Azure OpenAI audit logs
Quick answer
Azure OpenAI audit logs are accessible via Azure Monitor and Azure Activity Logs, capturing API usage and administrative actions. Enable diagnostic settings in the Azure Portal to export logs to Log Analytics or Event Hubs for detailed auditing and compliance tracking.
PREREQUISITES
Azure subscription with Azure OpenAI resourceAzure Portal access with appropriate permissionsBasic knowledge of Azure Monitor and Log Analytics
Setup diagnostic logging
To capture Azure OpenAI audit logs, enable Diagnostic settings on your Azure OpenAI resource. This allows exporting logs to destinations like Log Analytics, Event Hubs, or Storage Accounts for auditing and monitoring.
| Step | Description |
|---|---|
| 1 | Go to Azure Portal and open your Azure OpenAI resource. |
| 2 | Select 'Diagnostic settings' under Monitoring. |
| 3 | Click 'Add diagnostic setting'. |
| 4 | Choose logs to send (e.g., 'AuditLogs', 'RequestLogs'). |
| 5 | Select destination(s): Log Analytics workspace, Event Hub, or Storage Account. |
| 6 | Save the diagnostic setting. |
Query audit logs with Log Analytics
Once logs are sent to a Log Analytics workspace, use Kusto Query Language (KQL) to analyze Azure OpenAI audit data. Common queries include tracking API calls, user activity, and error events.

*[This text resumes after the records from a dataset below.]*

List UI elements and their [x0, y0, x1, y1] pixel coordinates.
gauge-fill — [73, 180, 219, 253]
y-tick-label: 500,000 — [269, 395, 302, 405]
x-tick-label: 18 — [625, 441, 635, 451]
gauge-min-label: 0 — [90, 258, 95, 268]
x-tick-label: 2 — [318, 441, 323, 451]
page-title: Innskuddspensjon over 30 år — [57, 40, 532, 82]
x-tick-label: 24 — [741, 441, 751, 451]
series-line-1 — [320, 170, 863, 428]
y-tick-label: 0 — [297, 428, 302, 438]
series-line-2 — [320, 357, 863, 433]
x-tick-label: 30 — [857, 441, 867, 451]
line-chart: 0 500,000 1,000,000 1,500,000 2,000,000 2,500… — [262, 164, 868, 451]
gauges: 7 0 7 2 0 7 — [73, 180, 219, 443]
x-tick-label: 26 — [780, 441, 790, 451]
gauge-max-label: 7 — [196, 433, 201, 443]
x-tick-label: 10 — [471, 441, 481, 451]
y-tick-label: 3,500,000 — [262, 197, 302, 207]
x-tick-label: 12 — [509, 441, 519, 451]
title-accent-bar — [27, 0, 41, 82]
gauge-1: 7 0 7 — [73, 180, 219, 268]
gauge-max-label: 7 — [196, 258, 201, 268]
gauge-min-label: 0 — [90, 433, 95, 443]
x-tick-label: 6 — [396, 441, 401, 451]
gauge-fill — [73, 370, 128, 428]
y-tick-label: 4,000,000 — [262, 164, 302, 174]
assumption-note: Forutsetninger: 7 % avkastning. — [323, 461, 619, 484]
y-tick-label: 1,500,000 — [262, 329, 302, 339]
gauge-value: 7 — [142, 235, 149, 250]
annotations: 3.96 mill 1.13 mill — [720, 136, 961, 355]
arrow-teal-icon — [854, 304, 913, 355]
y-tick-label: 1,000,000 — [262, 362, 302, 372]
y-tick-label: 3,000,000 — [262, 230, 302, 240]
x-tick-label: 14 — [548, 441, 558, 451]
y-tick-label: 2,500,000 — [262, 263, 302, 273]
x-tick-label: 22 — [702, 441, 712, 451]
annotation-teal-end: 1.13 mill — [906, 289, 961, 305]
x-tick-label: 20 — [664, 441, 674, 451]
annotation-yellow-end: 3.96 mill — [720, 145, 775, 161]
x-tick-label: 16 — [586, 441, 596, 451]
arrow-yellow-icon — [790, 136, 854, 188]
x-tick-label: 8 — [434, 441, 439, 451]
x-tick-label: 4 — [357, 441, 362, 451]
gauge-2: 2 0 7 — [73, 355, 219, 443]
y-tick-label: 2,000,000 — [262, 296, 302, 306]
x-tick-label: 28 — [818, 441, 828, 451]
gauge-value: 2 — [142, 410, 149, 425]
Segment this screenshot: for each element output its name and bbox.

from azure.identity import DefaultAzureCredential
from azure.monitor.query import LogsQueryClient
import os
credential = DefaultAzureCredential()
client = LogsQueryClient(credential)
workspace_id = os.environ["LOG_ANALYTICS_WORKSPACE_ID"]
query = '''
AzureDiagnostics
| where ResourceProvider == "MICROSOFT.COGNITIVESERVICES"
| where Category == "AuditLogs"
| project TimeGenerated, OperationName, CallerIpAddress, ResultDescription
| order by TimeGenerated desc
| limit 10
'''
response = client.query_workspace(workspace_id, query)

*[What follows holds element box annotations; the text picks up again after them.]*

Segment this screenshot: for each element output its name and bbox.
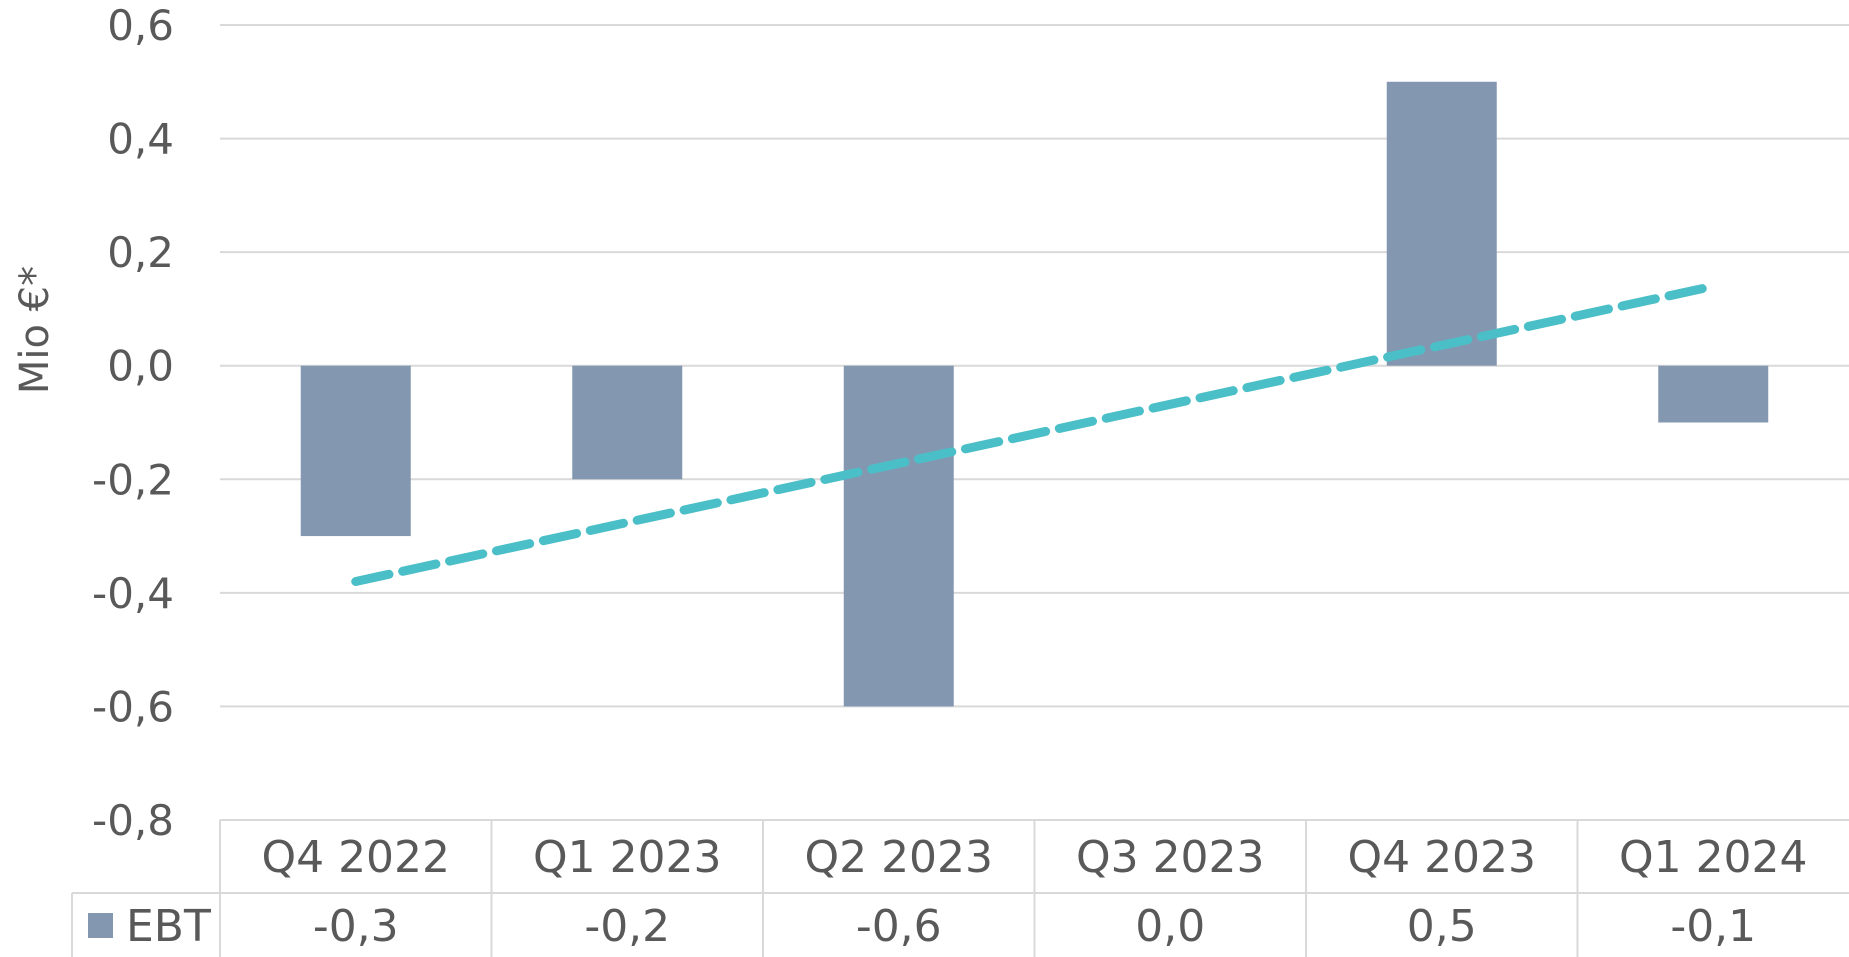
y-tick-label: 0,4	[107, 115, 174, 164]
bar-q1-2023	[572, 365, 683, 480]
category-label: Q3 2023	[1076, 832, 1265, 883]
category-label: Q1 2024	[1619, 832, 1808, 883]
bars	[300, 81, 1769, 707]
y-tick-label: -0,6	[92, 682, 174, 731]
legend-swatch-ebt	[88, 913, 113, 938]
data-table-value: -0,3	[313, 901, 399, 952]
y-tick-label: 0,0	[107, 342, 174, 391]
bar-q2-2023	[843, 365, 954, 707]
y-tick-label: -0,4	[92, 569, 174, 618]
category-label: Q4 2022	[261, 832, 450, 883]
y-tick-label: -0,2	[92, 455, 174, 504]
category-label: Q4 2023	[1347, 832, 1536, 883]
data-table-value: -0,2	[584, 901, 670, 952]
legend: EBT	[88, 901, 211, 952]
y-axis-ticks: 0,6 0,4 0,2 0,0 -0,2 -0,4 -0,6 -0,8	[92, 1, 174, 845]
legend-label-ebt: EBT	[126, 901, 211, 952]
y-tick-label: -0,8	[92, 796, 174, 845]
trendline	[351, 281, 1718, 586]
data-table-value: 0,0	[1135, 901, 1205, 952]
category-label: Q2 2023	[804, 832, 993, 883]
y-axis-label: Mio €*	[12, 266, 58, 394]
bar-q4-2022	[300, 365, 411, 537]
category-label: Q1 2023	[533, 832, 722, 883]
bar-q4-2023	[1386, 81, 1497, 366]
gridlines	[220, 24, 1849, 708]
y-tick-label: 0,6	[107, 1, 174, 50]
bar-q1-2024	[1658, 365, 1769, 423]
data-table-value: 0,5	[1407, 901, 1477, 952]
data-table-value: -0,6	[856, 901, 942, 952]
data-table: Q4 2022 -0,3 Q1 2023 -0,2 Q2 2023 -0,6 Q3 2023…	[71, 819, 1849, 957]
y-tick-label: 0,2	[107, 228, 174, 277]
data-table-value: -0,1	[1670, 901, 1756, 952]
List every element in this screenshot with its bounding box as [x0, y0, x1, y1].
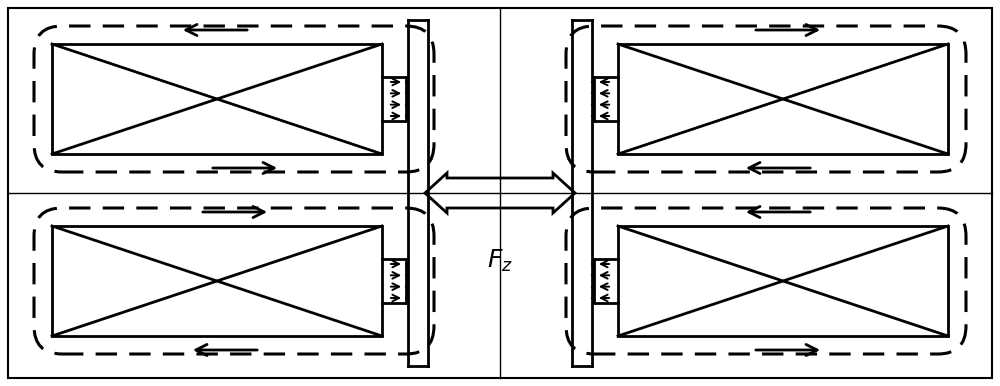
Bar: [618, 226, 948, 336]
Bar: [618, 44, 948, 154]
Bar: [52, 226, 382, 336]
Text: $F_z$: $F_z$: [487, 248, 513, 274]
Bar: [52, 44, 382, 154]
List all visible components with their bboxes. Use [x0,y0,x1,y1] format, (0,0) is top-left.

for row in response.tables[0].rows:
print(row) output
['2026-04-10T15:23:45Z', 'InvokeCompletion', '192.168.1.10', 'Success'] ['2026-04-10T15:22:30Z', 'CreateDeployment', '192.168.1.11', 'Success'] ['2026-04-10T15:21:05Z', 'DeleteDeployment', '192.168.1.12', 'Failed: Unauthorized']
Common variations
You can export audit logs to Event Hubs for integration with SIEM tools or to Storage Accounts for long-term retention. Azure CLI and ARM templates also support configuring diagnostic settings programmatically.
az monitor diagnostic-settings create \
--resource /subscriptions/{subscriptionId}/resourceGroups/{resourceGroup}/providers/Microsoft.CognitiveServices/accounts/{resourceName} \
--name "OpenAI-Audit-Logs" \
--logs '[{"category": "AuditLogs", "enabled": true}]' \
--workspace {logAnalyticsWorkspaceId} output
Created diagnostic setting 'OpenAI-Audit-Logs' for resource '/subscriptions/xxx/resourceGroups/yyy/providers/Microsoft.CognitiveServices/accounts/myOpenAIResource'
Troubleshooting tips
- If audit logs do not appear, verify that diagnostic settings are enabled and correctly configured.
- Ensure your Log Analytics workspace has the correct permissions and is in the same region as your Azure OpenAI resource.
- Check Azure Activity Logs for administrative actions if audit logs are missing.
Key Takeaways
- Enable diagnostic settings on your Azure OpenAI resource to capture audit logs.
- Use Azure Monitor Log Analytics with KQL to query and analyze audit data.
- Export logs to Event Hubs or Storage Accounts for integration and retention.
- Azure CLI supports programmatic configuration of audit log settings.
- Verify permissions and resource configurations if logs are missing.